Similar Covid-19 curbs not possible as migrant workers live in dorms and NSFs can return to own home: Koh Poh Koon

It has been two years since most of the 300,000 migrant workers living in dorms have been able to leave their place of residence for leisure in the community. PHOTO: ST FILE

SINGAPORE - While migrant workers and full-time national servicemen live, work, shower and eat in similar communal settings, Covid-19 restrictions imposed on dormitory residents cannot be similar to those imposed on soldiers.

This is because NSFs are able to return to their own separate homes to be quarantined when necessary, unlike dormitory-dwelling migrant workers whose place of residence is a communal setting, said Senior Minister of State for Manpower Koh Poh Koon on Tuesday (Feb 15).

"(This) makes a potential reignition of cases in the dormitories a health risk for many workers," he said.

Dr Koh was responding to a proposal by Mr Louis Ng (Nee Soon GRC) to apply the same Covid-19 measures set for NSFs to migrant workers so that they can be part of the community just like the soldiers.

It was one of the suggestions put forth by Mr Ng in his adjournment motion, the last item of a seven-hour Parliament sitting, on creating a more fair and inclusive Singapore for low-wage migrant workers.

Mr Ng said while there are programmes that allow dorm residents into the community, only about 2 per cent of dorm residents are free to do so on any given day, which is "not nearly enough".

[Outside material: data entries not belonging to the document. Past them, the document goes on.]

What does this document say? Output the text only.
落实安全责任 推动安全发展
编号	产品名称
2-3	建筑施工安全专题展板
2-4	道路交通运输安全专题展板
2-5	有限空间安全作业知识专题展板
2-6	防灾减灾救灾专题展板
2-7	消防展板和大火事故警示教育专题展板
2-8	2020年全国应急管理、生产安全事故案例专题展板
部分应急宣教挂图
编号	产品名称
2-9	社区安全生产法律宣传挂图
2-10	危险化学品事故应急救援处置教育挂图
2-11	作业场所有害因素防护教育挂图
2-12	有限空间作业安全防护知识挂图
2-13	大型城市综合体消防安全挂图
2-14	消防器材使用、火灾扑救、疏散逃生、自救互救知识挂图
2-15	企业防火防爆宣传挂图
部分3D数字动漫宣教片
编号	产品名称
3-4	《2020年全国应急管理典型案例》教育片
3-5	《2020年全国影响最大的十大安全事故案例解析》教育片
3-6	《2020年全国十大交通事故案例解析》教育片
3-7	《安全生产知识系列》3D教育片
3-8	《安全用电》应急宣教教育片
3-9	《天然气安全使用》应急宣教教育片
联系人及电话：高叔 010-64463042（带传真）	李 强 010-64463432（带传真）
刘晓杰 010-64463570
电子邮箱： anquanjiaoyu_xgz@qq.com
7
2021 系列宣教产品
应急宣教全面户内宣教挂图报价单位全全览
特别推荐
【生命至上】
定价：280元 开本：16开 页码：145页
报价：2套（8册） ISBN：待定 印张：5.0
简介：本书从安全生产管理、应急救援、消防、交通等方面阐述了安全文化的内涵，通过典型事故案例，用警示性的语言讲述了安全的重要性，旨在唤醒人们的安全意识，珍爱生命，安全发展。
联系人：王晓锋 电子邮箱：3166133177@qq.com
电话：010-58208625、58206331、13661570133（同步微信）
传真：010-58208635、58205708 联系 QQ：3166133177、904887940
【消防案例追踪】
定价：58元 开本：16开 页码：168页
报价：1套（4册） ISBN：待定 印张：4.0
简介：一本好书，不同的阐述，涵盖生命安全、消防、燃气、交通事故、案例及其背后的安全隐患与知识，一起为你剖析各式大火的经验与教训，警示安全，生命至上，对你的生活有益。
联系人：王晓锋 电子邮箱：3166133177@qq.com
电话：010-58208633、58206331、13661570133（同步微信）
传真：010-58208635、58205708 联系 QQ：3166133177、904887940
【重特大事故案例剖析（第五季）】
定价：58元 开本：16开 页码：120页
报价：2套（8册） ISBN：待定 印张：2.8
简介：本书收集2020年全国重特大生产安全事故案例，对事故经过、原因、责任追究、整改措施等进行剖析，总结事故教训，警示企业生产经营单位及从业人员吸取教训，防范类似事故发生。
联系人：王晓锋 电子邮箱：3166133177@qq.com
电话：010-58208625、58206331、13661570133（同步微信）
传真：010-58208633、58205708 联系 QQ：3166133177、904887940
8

"Would all of us sitting here accept letting only 2 per cent of our NSFs into the community?" he said.

"This drip-drip offering of tiny community visits does not help the vast majority of workers. A broad-based relaxation of movement controls is needed, and small-scale community visits are not an adequate substitute," he added.

Mr Ng noted that it has been two years since most of the 300,000 migrant workers living in dorms have been able to leave their place of residence for leisure in the community.

For most of that period, they could only leave for work or visit recreation centres, which have facilities for migrant workers to buy necessities, get a haircut and remit money home.

The "continued confinement" will take a toll on workers' mental health, he said.

Another major issue plaguing migrant workers are forced kickbacks where employers illegally extract payments from workers so that they would be considered for employment, he added.

Dr Koh, responding to Mr Ng's proposal to sharply increase penalties against those caught collecting kickbacks, noted that the courts have imposed substantial fines of $7,000 to $12,000 per charge or short imprisonment terms but have not approached the maximum fine of $30,000 or imprisonment of up to two years.

"The courts have enough leeway to mete out tougher sentences if they want to but at the same time, it has not been exercised to the maximum. So I think we should allow the courts to make the judicial assessment of what the maximum fine should be," he said.

To ensure workers get more rest, Mr Ng proposed to mandate one rest day for all migrant workers and that they should not be allowed to sell these rest days back to their employers, similar to the mandatory rest day a month for foreign domestic workers.

Dr Koh said migrant workers are covered under the Ministry of Manpower's (MOM) Employment Act, which stipulates the maximum hours an employee can work per week and per day, including overtime hours.

Employers are also required to grant all employees, including migrant workers, at least one rest day without pay per week, unless there is a prior written agreement. The employee must also be compensated for working on the rest day.

"As a safeguard, employers cannot compel their employees to work on their rest days, unless under exceptional circumstances," he said, noting that workers who are forced to do so should approach MOM for assistance.